Find an element $\alpha\in A_6$... Find an element $\alpha$ that belongs to $A_6$ that is not of the form $\beta^2$ for any $\beta$ that belongs to $S_6$. 
I understand how it may be useful to consider the disjoint cycle forms of elements in $A_6$, but don't really understand how to proceed. Thanks for any help
 A: The different pairwise disjoint cycle decompositions within $\,A_6\,$ are:
-- Two $\,2-$cycles (transpositions), like $\,(12)(34)\;,\;(24)(35)\,$ , etc.
-- One two cycle and one four cycle, like $\,(12)(3456)\,$
-- Three cycles: $\,(123)\;,\;(246)\,$ , etc.
-- Two three cycles: $\,(123)(456)\,$ , etc.
-- Five cycles: $\,(12345)\,$ , etc.
Now: $\,(12)(34)=(1324)^2\,$ , so the first class above doesn't work, and clearly three and five cycles are out as well, as squares of odd-length cycles are again a cylce of the same length.
We're left only with the second and/or the fourth options...can you take it from here?
A: Convince yourself that any $n$-cycle an be written as a product of $n-1$ transpositions, and hence any permutation with cycle type $(\lambda_1,\cdots,\lambda_n)$ has sign congruent to $\sum_i(\lambda_i-1)$ mod $2$.
Next, convince yourself that if $\sigma$ is an $n$-cycle, then $\sigma^2$ is also an $n$-cycle if $n$ is odd, and otherwise is a product two disjoint $n/2$-cycles if $n$ is even. Hence, the cycle type of $\sigma^2$ may be determined by keeping the odd-length cycles and splitting the even-length cycles into two halves.
Third, check that the cycles types possible in $S_6$ (i.e. integer partitions of $6$) are:


*

*(6), (5,1), (4,2), (4,1,1), (3,3), (3,2,1), (3,1,1,1), (2,2,2), (2,2,1,1), (2,1,1,1,1), (1,1,1,1,1,1)

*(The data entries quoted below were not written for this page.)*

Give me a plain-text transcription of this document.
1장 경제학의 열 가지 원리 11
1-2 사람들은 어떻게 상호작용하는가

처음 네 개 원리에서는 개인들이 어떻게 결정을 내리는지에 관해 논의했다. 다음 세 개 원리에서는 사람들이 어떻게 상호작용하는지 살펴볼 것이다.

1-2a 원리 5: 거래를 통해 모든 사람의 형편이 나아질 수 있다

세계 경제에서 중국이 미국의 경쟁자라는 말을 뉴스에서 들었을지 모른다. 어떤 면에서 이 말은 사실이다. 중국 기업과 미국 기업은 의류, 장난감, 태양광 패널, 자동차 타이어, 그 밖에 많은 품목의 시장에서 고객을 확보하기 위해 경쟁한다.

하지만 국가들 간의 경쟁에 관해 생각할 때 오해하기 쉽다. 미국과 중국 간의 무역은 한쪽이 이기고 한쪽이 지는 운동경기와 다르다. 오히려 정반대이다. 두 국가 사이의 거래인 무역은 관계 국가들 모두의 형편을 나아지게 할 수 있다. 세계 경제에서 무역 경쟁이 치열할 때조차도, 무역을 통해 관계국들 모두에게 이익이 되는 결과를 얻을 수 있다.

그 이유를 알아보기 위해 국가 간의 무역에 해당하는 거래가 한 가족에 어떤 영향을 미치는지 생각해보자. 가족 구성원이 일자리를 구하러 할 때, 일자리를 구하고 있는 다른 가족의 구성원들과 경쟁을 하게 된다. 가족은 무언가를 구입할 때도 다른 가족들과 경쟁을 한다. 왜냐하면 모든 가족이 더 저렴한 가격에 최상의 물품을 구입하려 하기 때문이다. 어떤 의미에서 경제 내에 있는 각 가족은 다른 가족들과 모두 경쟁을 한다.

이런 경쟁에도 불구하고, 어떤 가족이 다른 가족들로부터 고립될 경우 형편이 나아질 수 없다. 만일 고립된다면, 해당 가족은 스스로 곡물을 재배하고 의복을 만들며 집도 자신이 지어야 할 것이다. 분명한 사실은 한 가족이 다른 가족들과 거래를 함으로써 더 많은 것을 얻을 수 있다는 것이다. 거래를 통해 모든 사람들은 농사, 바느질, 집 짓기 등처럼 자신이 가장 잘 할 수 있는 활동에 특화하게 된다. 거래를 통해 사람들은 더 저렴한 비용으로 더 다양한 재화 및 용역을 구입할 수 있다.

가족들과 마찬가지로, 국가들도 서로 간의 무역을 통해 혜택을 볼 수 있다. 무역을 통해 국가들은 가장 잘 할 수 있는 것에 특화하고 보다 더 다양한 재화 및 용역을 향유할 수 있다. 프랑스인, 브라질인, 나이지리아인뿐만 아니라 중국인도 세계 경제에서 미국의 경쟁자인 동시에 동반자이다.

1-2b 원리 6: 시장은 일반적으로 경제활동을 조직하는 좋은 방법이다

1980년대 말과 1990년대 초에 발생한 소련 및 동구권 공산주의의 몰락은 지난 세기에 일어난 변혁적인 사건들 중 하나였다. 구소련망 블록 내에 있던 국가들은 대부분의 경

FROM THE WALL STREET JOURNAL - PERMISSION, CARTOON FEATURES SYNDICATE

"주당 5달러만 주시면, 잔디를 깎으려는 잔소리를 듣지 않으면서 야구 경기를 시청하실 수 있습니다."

and that, upon squaring, the cycle types of squares in $S_6$ are:


*

*(3,3), (5,1), (2,2,1,1), (3,1,1,1), (1,1,1,1,1,1),


and that, the cycle types among the above of even parity are:


*

*(3,3), (5,1), (2,2,1,1), (3,1,1,1), (1,1,1,1,1,1),


and that, the single cycle type of $S_6$ with even parity not listed above is (4,2). Thus, the elements of $A_6\setminus S_6^2$ are precisely the permutations of cycle type (4,2).